Most waterwheels were constructed entirely of wood to begin with, with the rim crafted of oak and the paddles of elm. They were produced in two different styles. One style was the compass arm which was known to have a weak axle due to the way it was constructed. The other, and the more favoured style by the millwright, was the clasp arm. On this wheel the arms crossed from rim to rim, two pairs on each side, each pair clasping or fitting tight up to the sides of the axle tree. Later on, the construction of waterwheels featured both wood and cast iron, this was likely to reduce costs for the miller whilst offering them a more balanced wheel. 
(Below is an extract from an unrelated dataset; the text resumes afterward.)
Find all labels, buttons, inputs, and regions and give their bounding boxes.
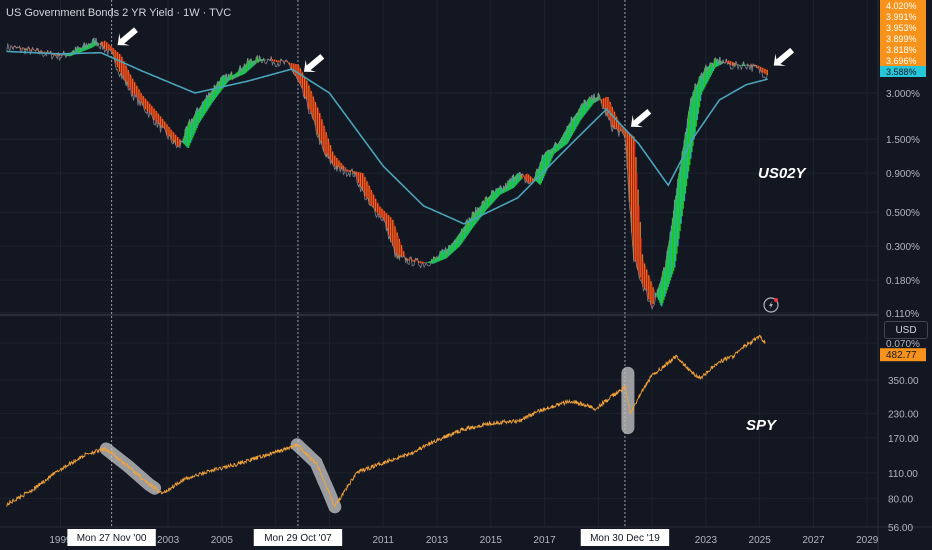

Waterwheel at Deerbridge in Devon that features both wood and metal in its design
In all, wood was, and still is, significantly important for the making of mills and millwrighting. Traditional windmills heavily feature wood as part as their structure, gearing and sails. This piece offers a very brief and untechnical overview of the use of wood in millwrighting and the construction of mills. I have attempted to offer an insight into the features that would have been constructed using wood and which wood was likely used if known. Though the type of woods vary from mill to mill, the standard wood of choice in England tended to be English oak. If this wasn’t available then pitch-pine was considered the main alternative. Other wood suited different needs, such as ash or poplar for the brake shoes. Features of the watermill, such as the hurst frame, were traditionally crafted out of wood, and the gearing, such as the pit wheel and spur wheel, also featured wood. Waterwheels were constructed of wood until the ability to make cast iron parts or wheels was developed, even then a mix of both iron and wood could be used. Wooden cogs were also used in watermills, and likely in other mills too, due to the fact they were easier and cheaper to replace than those made of metal.